Darlu, Pierre (1992), « Races (humaines) et manuels scolaires », Mots. Les langages du politique, n° 33

Grossi, Elodie et Christian Poiret (2016), « Du social au biologique : les habits neufs de la « race » ? Entretien avec Magali Bessone et Claude-Olivier Doron », Revue européenne des migrations internationales, vol. 32 - n° 3 et 4, 2016, http://journals.openedition.org/remi/8320

Haney-López, Ian F. (Hiver 1994), « Social Construction of Race : Some Observations on Illusion, Fabrication, and Choice », Harvard Civil Rights – Civil Liberties Review, volume 20, n° 1, disponible en ligne et reproduit Richard Delgado (dir.) dans Critical Race Theory.
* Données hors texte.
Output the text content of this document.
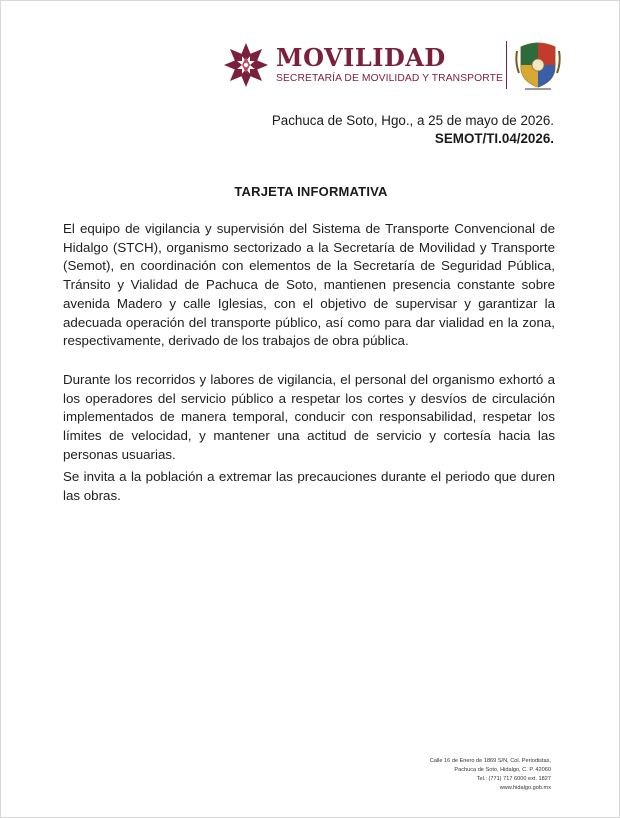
MOVILIDAD
SECRETARÍA DE MOVILIDAD Y TRANSPORTE
Pachuca de Soto, Hgo., a 25 de mayo de 2026.
SEMOT/TI.04/2026.
TARJETA INFORMATIVA

El equipo de vigilancia y supervisión del Sistema de Transporte Convencional de Hidalgo (STCH), organismo sectorizado a la Secretaría de Movilidad y Transporte (Semot), en coordinación con elementos de la Secretaría de Seguridad Pública, Tránsito y Vialidad de Pachuca de Soto, mantienen presencia constante sobre avenida Madero y calle Iglesias, con el objetivo de supervisar y garantizar la adecuada operación del transporte público, así como para dar vialidad en la zona, respectivamente, derivado de los trabajos de obra pública.

Durante los recorridos y labores de vigilancia, el personal del organismo exhortó a los operadores del servicio público a respetar los cortes y desvíos de circulación implementados de manera temporal, conducir con responsabilidad, respetar los límites de velocidad, y mantener una actitud de servicio y cortesía hacia las personas usuarias.

Se invita a la población a extremar las precauciones durante el periodo que duren las obras.

Calle 16 de Enero de 1869 S/N, Col. Periodistas,
Pachuca de Soto, Hidalgo, C. P. 42060
Tel.: (771) 717 6000 ext. 1827
www.hidalgo.gob.mx
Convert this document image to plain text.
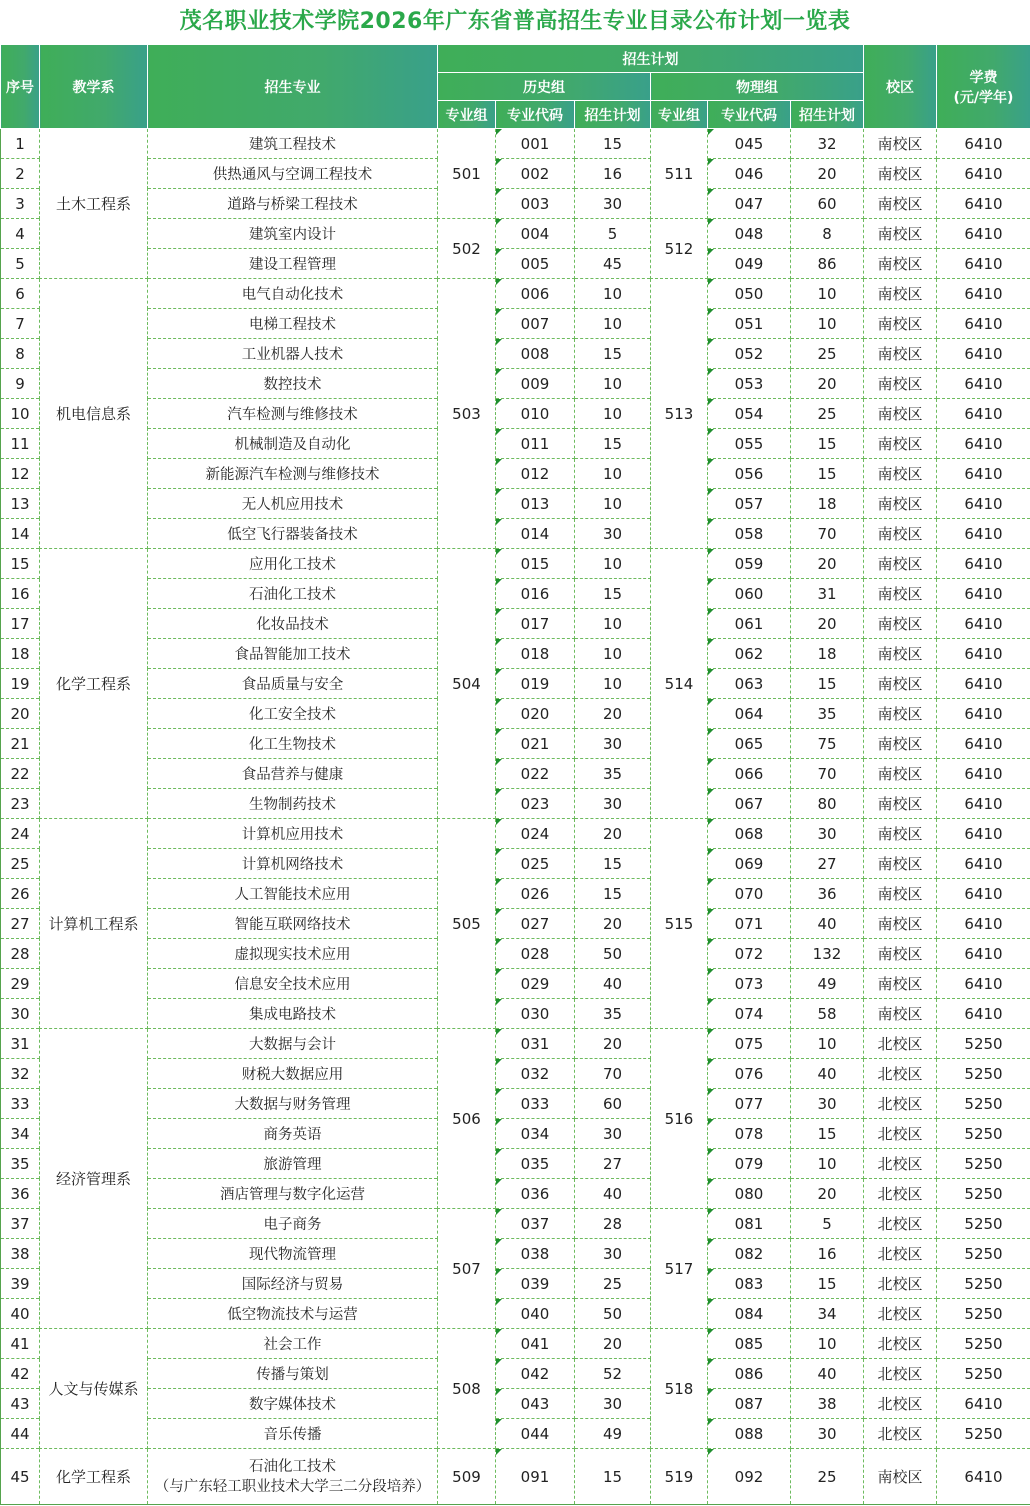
茂名职业技术学院2026年广东省普高招生专业目录公布计划一览表
序号	教学系	招生专业	招生计划						校区	学费
(元/学年)

			历史组			物理组				
			专业组	专业代码	招生计划	专业组	专业代码	招生计划		
1	土木工程系	建筑工程技术	501	001	15	511	045	32	南校区	6410
2		供热通风与空调工程技术		002	16		046	20	南校区	6410
3		道路与桥梁工程技术		003	30		047	60	南校区	6410
4		建筑室内设计	502	004	5	512	048	8	南校区	6410
5		建设工程管理		005	45		049	86	南校区	6410
6	机电信息系	电气自动化技术	503	006	10	513	050	10	南校区	6410
7		电梯工程技术		007	10		051	10	南校区	6410
8		工业机器人技术		008	15		052	25	南校区	6410
9		数控技术		009	10		053	20	南校区	6410
10		汽车检测与维修技术		010	10		054	25	南校区	6410
11		机械制造及自动化		011	15		055	15	南校区	6410
12		新能源汽车检测与维修技术		012	10		056	15	南校区	6410
13		无人机应用技术		013	10		057	18	南校区	6410
14		低空飞行器装备技术		014	30		058	70	南校区	6410
15	化学工程系	应用化工技术	504	015	10	514	059	20	南校区	6410
16		石油化工技术		016	15		060	31	南校区	6410
17		化妆品技术		017	10		061	20	南校区	6410
18		食品智能加工技术		018	10		062	18	南校区	6410
19		食品质量与安全		019	10		063	15	南校区	6410
20		化工安全技术		020	20		064	35	南校区	6410
21		化工生物技术		021	30		065	75	南校区	6410
22		食品营养与健康		022	35		066	70	南校区	6410
23		生物制药技术		023	30		067	80	南校区	6410
24	计算机工程系	计算机应用技术	505	024	20	515	068	30	南校区	6410
25		计算机网络技术		025	15		069	27	南校区	6410
26		人工智能技术应用		026	15		070	36	南校区	6410
27		智能互联网络技术		027	20		071	40	南校区	6410
28		虚拟现实技术应用		028	50		072	132	南校区	6410
29		信息安全技术应用		029	40		073	49	南校区	6410
30		集成电路技术		030	35		074	58	南校区	6410
31	经济管理系	大数据与会计	506	031	20	516	075	10	北校区	5250
32		财税大数据应用		032	70		076	40	北校区	5250
33		大数据与财务管理		033	60		077	30	北校区	5250
34		商务英语		034	30		078	15	北校区	5250
35		旅游管理		035	27		079	10	北校区	5250
36		酒店管理与数字化运营		036	40		080	20	北校区	5250
37		电子商务	507	037	28	517	081	5	北校区	5250
38		现代物流管理		038	30		082	16	北校区	5250
39		国际经济与贸易		039	25		083	15	北校区	5250
40		低空物流技术与运营		040	50		084	34	北校区	5250
41	人文与传媒系	社会工作	508	041	20	518	085	10	北校区	5250
42		传播与策划		042	52		086	40	北校区	5250
43		数字媒体技术		043	30		087	38	北校区	6410
44		音乐传播		044	49		088	30	北校区	5250
45	化学工程系	石油化工技术
（与广东轻工职业技术大学三二分段培养）	509	091	15	519	092	25	南校区	6410
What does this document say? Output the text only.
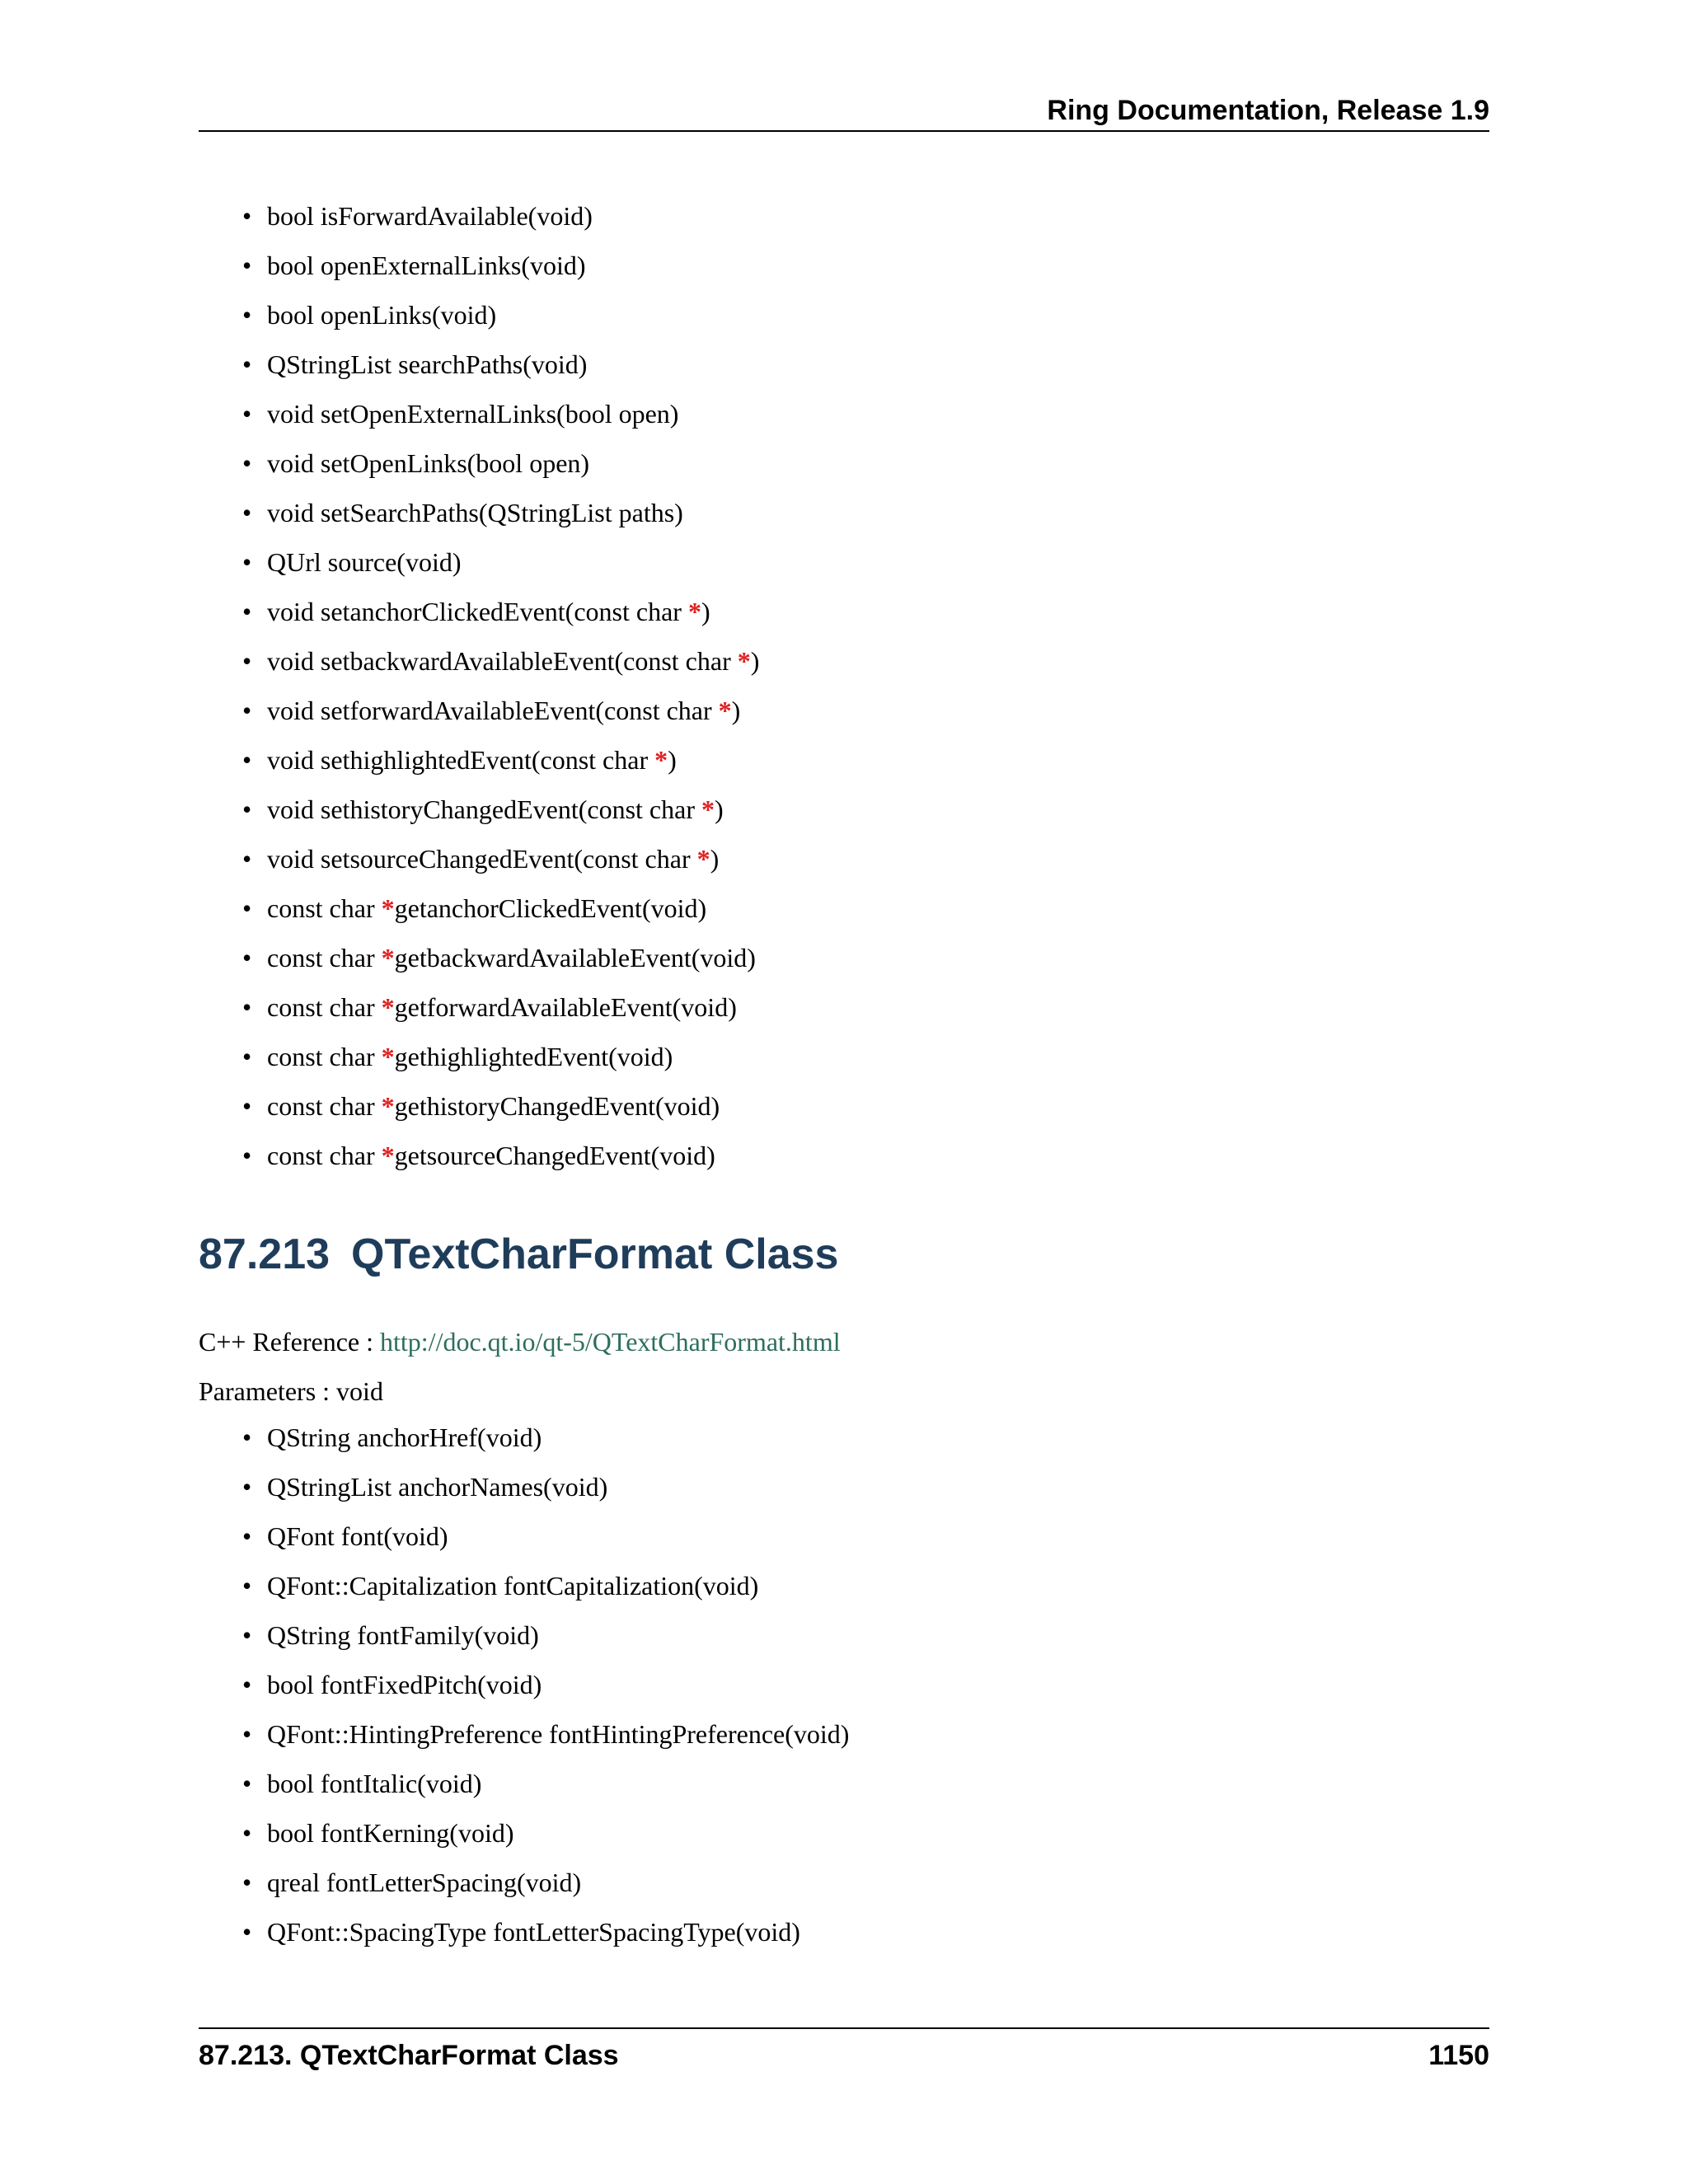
Ring Documentation, Release 1.9
• bool isForwardAvailable(void)
• bool openExternalLinks(void)
• bool openLinks(void)
• QStringList searchPaths(void)
• void setOpenExternalLinks(bool open)
• void setOpenLinks(bool open)
• void setSearchPaths(QStringList paths)
• QUrl source(void)
• void setanchorClickedEvent(const char *)
• void setbackwardAvailableEvent(const char *)
• void setforwardAvailableEvent(const char *)
• void sethighlightedEvent(const char *)
• void sethistoryChangedEvent(const char *)
• void setsourceChangedEvent(const char *)
• const char *getanchorClickedEvent(void)
• const char *getbackwardAvailableEvent(void)
• const char *getforwardAvailableEvent(void)
• const char *gethighlightedEvent(void)
• const char *gethistoryChangedEvent(void)
• const char *getsourceChangedEvent(void)
87.213 QTextCharFormat Class
C++ Reference : http://doc.qt.io/qt-5/QTextCharFormat.html
Parameters : void
• QString anchorHref(void)
• QStringList anchorNames(void)
• QFont font(void)
• QFont::Capitalization fontCapitalization(void)
• QString fontFamily(void)
• bool fontFixedPitch(void)
• QFont::HintingPreference fontHintingPreference(void)
• bool fontItalic(void)
• bool fontKerning(void)
• qreal fontLetterSpacing(void)
• QFont::SpacingType fontLetterSpacingType(void)
87.213. QTextCharFormat Class	1150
The Cutting Edge, Temple University Press, 2000

Rolland-Diamond, Caroline (2016), Black America. Une histoire des luttes pour l’égalité et la justice XIXe-XXIe siècles, La Découverte

NOTE

(1) Les Juifs américains, puis israéliens, se sont lancés aussi dans ces tests ridicules avec le soutien de grands rabbins, l’idée étant de prouver, grâce son ADN mitochondrial, que l’on descend bien d’une des « quatre matriarches », c’est-à-dire non pas des matriarches bibliques (ouf ! on n’est pas tombé aussi bas !), mais des « quatre femmes qu’une étude novatrice de 2006 affirmait être les ancêtres maternels fondateurs d’environ 40 % des juifs ashkénazes contemporains, soit 3,5 millions de personnes, il y a environ 1 000 ans » : https://fr.timesofisrael.com/les-tests-adn-de-judeite-exiges-par-le-rabbinat-deviennent-une-pomme-de-discorde/. Si ces tests ne sont pas heureusement exigés par l’Etat d’Israël, ils sont quand même utilisés dans un très petit nombre de cas pour les Juifs originaires d’URSS qui n’ont aucun document pour prouver leur « judéité ». On est évidemment sur un terrain très dangereux, d’autant que le prix de ces tests n’a cessé de baisser (moins de 200 euros pour retrouver ses « cousins » des 400 dernières années). La conjonction entre des intérêts capitalistes privés, des autorités religieuses (ou pas) et une recherche identitaire à la mode ne peut avoir que des effets délétères, quel que soit le pays concerné.